Based on its updated shares outstanding (O/S), Ovid, trading at $4.20, would have a market cap of around $850 million. We still believe this is an achievable prediction for 2026, but the additional 30 million shares from this week’s PIPE might be our downfall. As we noted earlier, Praxis increased its valuation by $325 million after its Phase 2a PPR results. Assuming Ovid has positive results from its Phase 2a PPR study and its stock reacts similarly, its stock would have met the $4.20 target based on the pre-PIPE O/S. However, to reach $4.20 based on today’s post-PIPE O/S, Ovid would need to outperform what Praxis achieved from its successful PPR study, or perhaps get a lift from positive news from its KCC2 pipeline…
Big Idea
Since we first started writing about Ovid in December 2024, our main focus has been on OV329. As legacy Xenon shareholders, we tend to view Ovid through the lens of OV329 and azetukalner. However, another significant aspect of Ovid’s appeal is the “big idea” potential of its KCC2 platform, something we discussed in a December 2025 note. In that note we wrote, “Ovid describes KCC2 as a master switch for neurological disorders where hyperexcitability is central to the pathophysiology. While fully recognizing that biotech companies, especially small ones, are prone to hyperbole when describing their assets, KCC2 has all the appearance of a big idea in CNS drug development.”

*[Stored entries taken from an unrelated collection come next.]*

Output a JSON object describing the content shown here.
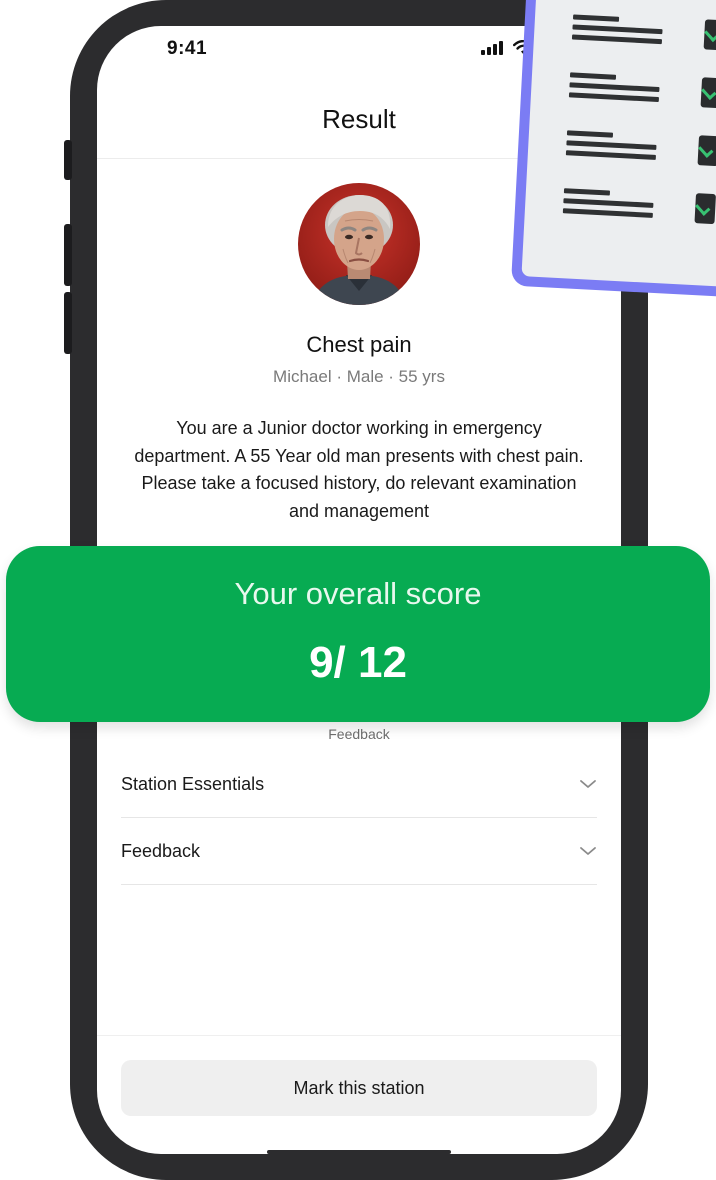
{
  "status_bar": {
    "time": "9:41"
  },
  "header": {
    "title": "Result"
  },
  "case": {
    "title": "Chest pain",
    "meta": "Michael · Male · 55 yrs",
    "description": "You are a Junior doctor working in emergency department. A 55 Year old man presents with chest pain. Please take a focused history, do relevant examination and management"
  },
  "score": {
    "label": "Your overall score",
    "value": "9/ 12"
  },
  "feedback_caption": "Feedback",
  "accordion": [
    {
      "label": "Station Essentials",
      "icon": "chevron-down-icon"
    },
    {
      "label": "Feedback",
      "icon": "chevron-down-icon"
    }
  ],
  "actions": {
    "mark_label": "Mark this station"
  },
  "colors": {
    "score_green": "#07ab52",
    "checklist_purple": "#7b7cf4",
    "avatar_bg": "#b3261e"
  }
}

As mentioned earlier, Ovid announced this week that it has received regulatory clearance to begin Phase 1 with its oral KCC2 activator, OV4071. This will be the first time an oral KCC2 direct activator is tested in humans. Ovid will soon begin the Phase 1 study with healthy volunteers and expects to have results later this year. Additionally, it will evaluate OV4071 in a ketamine challenge study, which could provide early proof of mechanism and proof of concept, similar to TMS for OV329. If these studies confirm OV4071’s safety and show early signs of drug activity, investors may increasingly view Ovid through a KCC2 lens. Success in these studies could also be very helpful for us in achieving our prediction.
Final Thoughts
As Ovid shareholders, we are optimistic about replicating the Xenon azetukalner story with OV329. A second-generation compound targeting a proven anti-seizure mechanism, supported by a successful Phase 1b pharmacodynamic study that suggests success in a Phase 2 RCT, leading to a significant re-rating of the stock. Alternatively, Ovid could follow the Praxis story, where Phase 2a open-label PPR data excite investors and drive the stock higher. Or perhaps Ovid’s success will combine elements of both scenarios. Regardless of the path, there’s evidence that success in Phase 2 should lead to considerable upside from here. At least, that’s our prediction.